Data Retention To ‘Treat Aussies Like Criminals’


Are you an internet bad guy? Odds are, probably not. But the new “data retention for all Australians” plan aired by Attorney General Nicola Roxon yesterday is going to tar every Aussie internet user with the same brush as cybercriminals according to Greens Senator Scott Ludlam.

After much to-ing and fro-ing about whether she would support the mandatory data retention scheme, Roxon threw her support behind the plan yesterday, saying in a speech that all Australian ISPs should retain the browsing history of users for up to two years. Roxon said in the speech that without these new powers, law enforcement agencies would be powerless to stop the bad guys of the future.

That’s not how Senator Ludlam sees it though, saying in a blog post that the backflip by the Attorney-General is going to cost Australians their privacy.

“Does the Federal Government really believe all our personal data should be stored by service providers for two years so that every move we make can be surveilled or recalled for later data mining? It is premised on the unjustified paranoia that all Australians are potential criminal suspects,” he wrote.

The Senator goes on to add that Australians are already under more surveillance than could be deemed appropriate.
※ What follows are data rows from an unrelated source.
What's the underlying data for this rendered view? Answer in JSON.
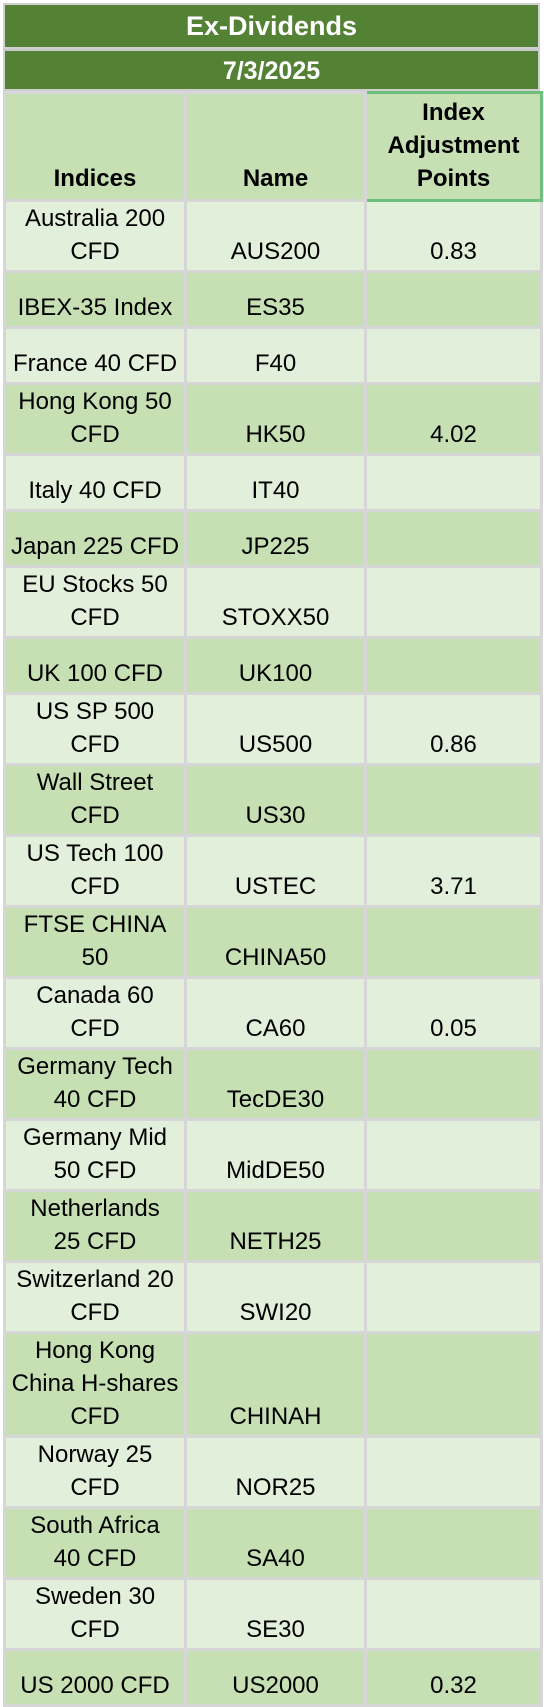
{
  "title": "Ex-Dividends",
  "date": "7/3/2025",
  "colors": {
    "header_band": "#548235",
    "header_cells": "#c6e0b4",
    "row_light": "#e2efda",
    "row_dark": "#c6e0b4"
  },
  "headers": {
    "indices": "Indices",
    "name": "Name",
    "points_line1": "Index",
    "points_line2": "Adjustment",
    "points_line3": "Points"
  },
  "rows": [
    {
      "lines": [
        "Australia 200",
        "CFD"
      ],
      "name": "AUS200",
      "points": "0.83"
    },
    {
      "lines": [
        "IBEX-35 Index"
      ],
      "name": "ES35",
      "points": ""
    },
    {
      "lines": [
        "France 40 CFD"
      ],
      "name": "F40",
      "points": ""
    },
    {
      "lines": [
        "Hong Kong 50",
        "CFD"
      ],
      "name": "HK50",
      "points": "4.02"
    },
    {
      "lines": [
        "Italy 40 CFD"
      ],
      "name": "IT40",
      "points": ""
    },
    {
      "lines": [
        "Japan 225 CFD"
      ],
      "name": "JP225",
      "points": ""
    },
    {
      "lines": [
        "EU Stocks 50",
        "CFD"
      ],
      "name": "STOXX50",
      "points": ""
    },
    {
      "lines": [
        "UK 100 CFD"
      ],
      "name": "UK100",
      "points": ""
    },
    {
      "lines": [
        "US SP 500 CFD"
      ],
      "name": "US500",
      "points": "0.86"
    },
    {
      "lines": [
        "Wall Street",
        "CFD"
      ],
      "name": "US30",
      "points": ""
    },
    {
      "lines": [
        "US Tech 100",
        "CFD"
      ],
      "name": "USTEC",
      "points": "3.71"
    },
    {
      "lines": [
        "FTSE CHINA 50"
      ],
      "name": "CHINA50",
      "points": ""
    },
    {
      "lines": [
        "Canada 60 CFD"
      ],
      "name": "CA60",
      "points": "0.05"
    },
    {
      "lines": [
        "Germany Tech",
        "40 CFD"
      ],
      "name": "TecDE30",
      "points": ""
    },
    {
      "lines": [
        "Germany Mid",
        "50 CFD"
      ],
      "name": "MidDE50",
      "points": ""
    },
    {
      "lines": [
        "Netherlands",
        "25 CFD"
      ],
      "name": "NETH25",
      "points": ""
    },
    {
      "lines": [
        "Switzerland 20",
        "CFD"
      ],
      "name": "SWI20",
      "points": ""
    },
    {
      "lines": [
        "Hong Kong",
        "China H-shares",
        "CFD"
      ],
      "name": "CHINAH",
      "points": ""
    },
    {
      "lines": [
        "Norway 25",
        "CFD"
      ],
      "name": "NOR25",
      "points": ""
    },
    {
      "lines": [
        "South Africa",
        "40 CFD"
      ],
      "name": "SA40",
      "points": ""
    },
    {
      "lines": [
        "Sweden 30",
        "CFD"
      ],
      "name": "SE30",
      "points": ""
    },
    {
      "lines": [
        "US 2000 CFD"
      ],
      "name": "US2000",
      "points": "0.32"
    }
  ]
}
Almost 250,000 requests for user information were made by law enforcement agencies under the guise of the the Telecommunications Interception Act in 2010-11, Ludlam said, and with these new powers will make things that much worse.
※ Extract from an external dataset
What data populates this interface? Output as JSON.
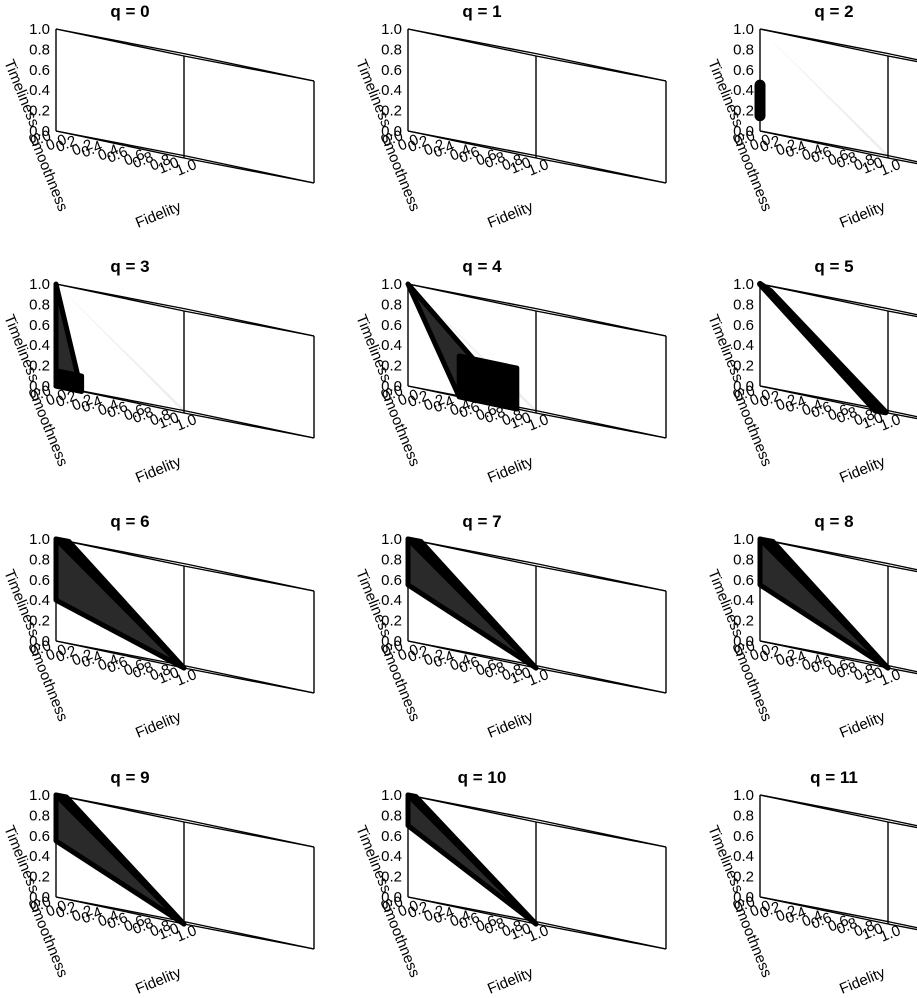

“Data retention as envisaged by the Government will entrench huge databases that can be mined for precise patterns of our movements, purchases, interests, friends, and conversations. This interception, copying, recording and disclosure of our data is a means to retroactively police the whole population.

“We are citizens, not suspects,” he added.

If you don’t think data retention is something to be afraid of, check out David Pope’s latest cartoon featuring a giant cyclops-version of the Attorney General and a request page that we should all be afraid of. It’s not far off the mark.

As Roxon now officially throws her support behind a mandatory data retention scheme, hackers operating under the Operation Australia banner — the same ones that hacked AAPT — have issued a hit-list of sorts, listing targets for cyber attack. The hits started last night, with the Attorney-General’s website being the first hit.